Wisconsin lost 24-10 to Northwestern yesterday, dropping to 5-5 on the season and 3-4 in Big Ten play.
The on-field product was a disaster, and head coach Luke Fickell said as such after the game. The Badgers looked like a team headed towards a 3-9 season after its coach was fired, not one in year one of a new coaching regime that brought boat-loads of offseason excitement.
But the context makes it all even worse. The loss is Wisconsin’s second straight to a team outside the nation’s top 70. Both Indiana last week and Northwestern this week were not bowl-caliber football teams. Now, after playing Wisconsin, they probably are.
The Badgers now have a 5-5 record (3-4 Big Ten) against what will be the easiest schedule it faces in a very long time, maybe forever. The Big Ten West stinks more than it has ever stunk, yet Wisconsin might not even be a top-4 team in the division.

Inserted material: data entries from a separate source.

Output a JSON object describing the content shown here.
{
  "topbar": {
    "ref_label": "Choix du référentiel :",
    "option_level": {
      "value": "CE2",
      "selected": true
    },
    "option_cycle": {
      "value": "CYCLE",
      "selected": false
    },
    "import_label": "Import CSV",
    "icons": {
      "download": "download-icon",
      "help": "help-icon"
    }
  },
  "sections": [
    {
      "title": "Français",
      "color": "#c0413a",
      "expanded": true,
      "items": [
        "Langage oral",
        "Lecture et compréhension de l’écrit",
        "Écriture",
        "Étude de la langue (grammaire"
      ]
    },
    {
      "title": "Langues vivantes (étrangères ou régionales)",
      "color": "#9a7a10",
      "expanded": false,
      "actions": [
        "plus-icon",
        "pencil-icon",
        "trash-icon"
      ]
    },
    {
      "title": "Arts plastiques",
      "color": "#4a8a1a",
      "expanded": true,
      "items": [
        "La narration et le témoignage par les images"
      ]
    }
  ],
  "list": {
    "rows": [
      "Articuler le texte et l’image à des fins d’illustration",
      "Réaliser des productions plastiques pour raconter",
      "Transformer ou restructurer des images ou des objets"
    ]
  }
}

Without a goal-line pick-six against Rutgers and a crazy fourth quarter against Illinois, we could be staring at a 3-7 football team. With its only decisive victory coming at 3-7 Purdue.

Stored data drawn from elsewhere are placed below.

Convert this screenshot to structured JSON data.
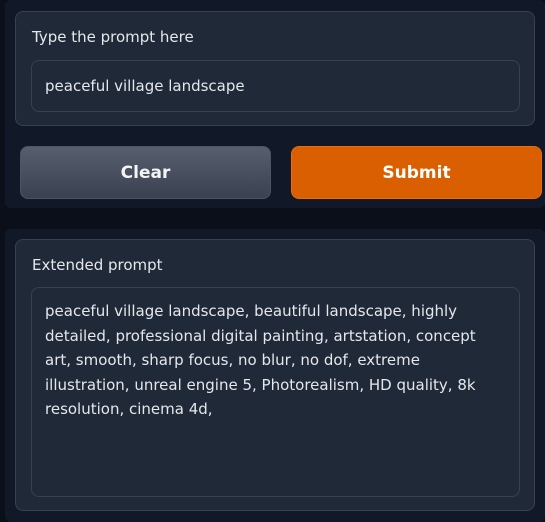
{
  "input_section": {
    "label": "Type the prompt here",
    "value": "peaceful village landscape"
  },
  "buttons": {
    "clear_label": "Clear",
    "submit_label": "Submit"
  },
  "output_section": {
    "label": "Extended prompt",
    "value": "peaceful village landscape, beautiful landscape, highly detailed, professional digital painting, artstation, concept art, smooth, sharp focus, no blur, no dof, extreme illustration, unreal engine 5, Photorealism, HD quality, 8k resolution, cinema 4d,"
  },
  "colors": {
    "background": "#0b0f19",
    "panel": "#111827",
    "block": "#1f2937",
    "border": "#374151",
    "submit": "#d95f00",
    "clear": "#4b5563",
    "text": "#e5e7eb"
  }
}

Frame it. pic.twitter.com/G75JVK6Xwz
— Stewart Mandel (@slmandel) November 12, 2023
This 5-5 record is far worse than last year, when the Badgers dropped a weird one to Washington State, got killed at Ohio State and got boat-raced by a very good Illinois team. It’s worse than 2020, when the team salvaged a 4-3 record during the most challenging football season in history.
I’m no Badger historian. But this could be the worst Wisconsin season since Don Morton went 2-9 in 1989 before Barry Alvarez was hired in 1990.
And it’s coming at the worst possible time. The program faces Alabama each of the next two years, and enters a new Big Ten as a middle-of-the-pack team.
Gone are the days of being able to salvage seasons by winning the Big Ten West. Now comes gauntlets against Michigan, Ohio State, Penn State, Oregon, USC and Washington. And Wisconsin right now looks unequipped to face that challenge.